Data is the lifeblood of AI and machine learning, so what use is Big Data if not to train AI models? In fact, data has never been more valuable than it is today and from security cameras to sensors to smartphones, everything is always generating valuable data. So it’s unsurprising that companies that have this much data now want to use it for machine learning too. Late last year, Cloudian teamed with Skymind to create data management solutions for the hyper-scalable data sets necessary for artificial intelligence and machine learning use cases.

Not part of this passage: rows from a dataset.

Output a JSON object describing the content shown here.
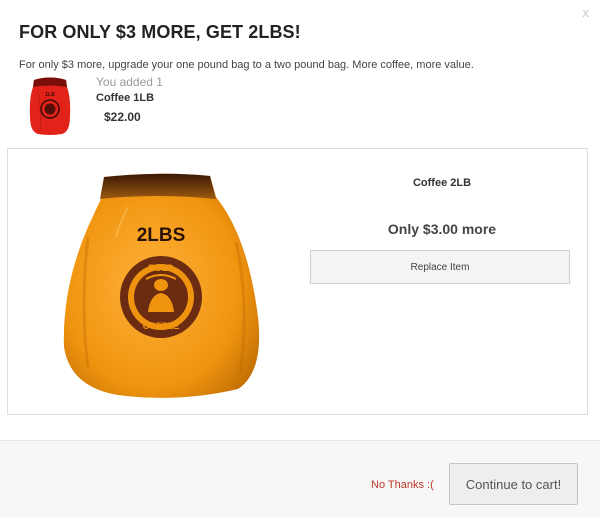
{
  "modal": {
    "close_label": "x",
    "title": "FOR ONLY $3 MORE, GET 2LBS!",
    "subtitle": "For only $3 more, upgrade your one pound bag to a two pound bag. More coffee, more value."
  },
  "added_item": {
    "note": "You added 1",
    "name": "Coffee 1LB",
    "price": "$22.00",
    "bag_label": "1LB",
    "bag_color": "#e2231a"
  },
  "offer": {
    "name": "Coffee 2LB",
    "price_text": "Only $3.00 more",
    "replace_label": "Replace Item",
    "bag_label": "2LBS",
    "seal_top": "BOLD",
    "seal_bottom": "COFFEE",
    "bag_color": "#f0940f",
    "seal_color": "#6b2c12"
  },
  "footer": {
    "no_thanks_label": "No Thanks :(",
    "continue_label": "Continue to cart!"
  },
  "colors": {
    "no_thanks": "#c0392b"
  }
}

The partnership effectively translates to Cloudian’s limitlessly scalable on-premises storage systems teamed up with Skymind’s Deeplearning4j. The latter is especially useful at recognizing patterns in massive amounts of data so as to provide actionable intelligence. The two companies have been collaborating on integrated, enterprise-ready AI/ML solutions for a little over a year.

173 million reasons why

Investors in this round included Digital Alpha, Fidelity Eight Roads, Goldman Sachs and more and is probably the largest we have seen for a storage vendor. This brings the total funding to $173 million and Cloudian plans to use the new funding to expand its global sales and marketing efforts, as well as increase its engineering team. Michael Tso put it quite simply, stating, “We have to innovate in new areas like AI.” With Cloudian positioning itself quite nicely to exploit trends that are causing giants like $5.5 billion NetApp to shrink, the future looks especially bright for this storage vendor.